Focus! Focus! Focus!  That’s the advice we are given. If we focus, we can perform, we can achieve.

But as with all such exhortations, such simplistic advice, such trite sayings, there is another side to examine.


Those who don;t focus all the time, who don’t keep their mind fixed on the way ahead, on the goal, are the ones that will have the sideways thought, the idea of a new direction, the innovative idea, the recognition of new ways of doing things.


Innovation does not arise from rigid thinking, from doing what we’ve always done but working harder at it, concentrating more.  We need new inputs to create new insights, new stimuli to create new ideas.


So, by all means, consider the goal and the direction of travel. But for some periods at least, allow your mind to wander down new paths, to explore things so far unexplored.


A single focus can be limiting.

Saturday, 22 January 2022

There are Few, Quick Fixes

Lowering working  hours may give a quick boost but is not sustainable.


There have  been numerous reports lately of organisations cutting working  hours to increase  the engagement of employees, whilst paying the same salaries.  This is said to improve productivity.


I am somewhat skeptical of such reports - and of the projects that  generate them.

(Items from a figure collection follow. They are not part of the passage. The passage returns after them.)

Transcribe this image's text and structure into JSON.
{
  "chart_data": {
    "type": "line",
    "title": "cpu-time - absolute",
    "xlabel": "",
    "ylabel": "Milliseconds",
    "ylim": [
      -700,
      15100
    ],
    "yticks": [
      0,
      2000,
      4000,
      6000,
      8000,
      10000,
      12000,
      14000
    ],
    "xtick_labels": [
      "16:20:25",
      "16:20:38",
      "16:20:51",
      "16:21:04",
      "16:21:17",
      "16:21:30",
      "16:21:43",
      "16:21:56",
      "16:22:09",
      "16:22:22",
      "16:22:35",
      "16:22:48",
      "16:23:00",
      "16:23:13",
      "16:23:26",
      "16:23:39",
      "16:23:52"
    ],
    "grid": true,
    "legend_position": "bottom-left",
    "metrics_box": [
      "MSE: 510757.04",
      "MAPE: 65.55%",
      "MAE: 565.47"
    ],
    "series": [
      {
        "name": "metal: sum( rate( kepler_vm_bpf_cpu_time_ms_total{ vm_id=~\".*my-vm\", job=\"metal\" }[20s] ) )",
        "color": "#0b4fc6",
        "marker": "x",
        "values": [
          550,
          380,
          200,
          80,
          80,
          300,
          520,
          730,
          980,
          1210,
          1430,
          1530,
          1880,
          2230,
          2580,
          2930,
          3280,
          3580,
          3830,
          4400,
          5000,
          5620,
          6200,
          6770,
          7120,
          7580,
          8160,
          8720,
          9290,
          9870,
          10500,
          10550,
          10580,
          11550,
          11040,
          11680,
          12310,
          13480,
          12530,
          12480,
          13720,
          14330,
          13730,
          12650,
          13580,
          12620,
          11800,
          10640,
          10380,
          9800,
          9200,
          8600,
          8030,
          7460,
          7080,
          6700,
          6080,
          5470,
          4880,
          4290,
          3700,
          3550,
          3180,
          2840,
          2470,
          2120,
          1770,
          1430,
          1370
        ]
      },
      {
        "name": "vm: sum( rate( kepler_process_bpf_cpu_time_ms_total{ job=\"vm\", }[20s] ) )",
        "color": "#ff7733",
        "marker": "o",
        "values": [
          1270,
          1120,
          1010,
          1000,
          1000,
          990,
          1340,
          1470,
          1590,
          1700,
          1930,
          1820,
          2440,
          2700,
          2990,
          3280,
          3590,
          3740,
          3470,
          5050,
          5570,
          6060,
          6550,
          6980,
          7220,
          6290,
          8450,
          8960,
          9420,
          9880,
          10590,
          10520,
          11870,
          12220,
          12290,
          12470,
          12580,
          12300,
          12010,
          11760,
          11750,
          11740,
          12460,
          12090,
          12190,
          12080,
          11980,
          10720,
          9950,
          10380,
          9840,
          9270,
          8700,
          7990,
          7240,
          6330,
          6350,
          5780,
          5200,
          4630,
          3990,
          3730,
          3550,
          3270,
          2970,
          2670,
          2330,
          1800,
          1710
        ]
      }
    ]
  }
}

I am totally in favour of increasing  the engagement of employees but this has to be done in ways that are sustainable in the longer-term. We have to raise and then maintain engagement.  


This normally means changing the nature of the work and of working, and supervisory, relationships.


Just giving the same  money for fewer working hours may give a short-term boost but is not sustainable.  Remember the Hawthorne effect? (If you don’t, Google it.)


Of course, I could be proved wrong but I doubt it.


Think more carefully about what you expect people to do, how you engage with them and how you supervise and control them.

There are few productivity quick fixes.  

Saturday, 15 January 2022

Story-telling

Story-telling is becoming recognised as a very effective means of communication. People react better to an interesting narrative than to a boring set of facts or exhortations.


So, telling people your vision, and what you expect them to do to support it, is largely a waste of time.  


But tell them a story set in the future of your organisation, which includes their future, and your can interest, inspire and motivate them to help you create the vision outlined in, and by, the story. 


Saturday, 8 January 2022

Short-term thinking, short-term success

 If we give our staff a list of objectives to meet or tasks to complete, they will generally do so. After all, most come to work to do a good job and to please their employer.

If we give them lots of tasks to do, they will need to prioritise.  Their priorities will not necessarily be the same as ours.


There will be a tendency for them to complete all the quick, short duration tasks as this will make their completed lists look longer.  Unfortunately, this probably means they leave very important, longer-duration tasks at the back of the queue.  


If not careful, you will hamper long-term success for a few quick wins.


Prioritisation is too important to leave to them. You must share with them what you believe is really important and what, for example, may be urgent but trivial.

You need to MANAGE; you can’t leave it to them.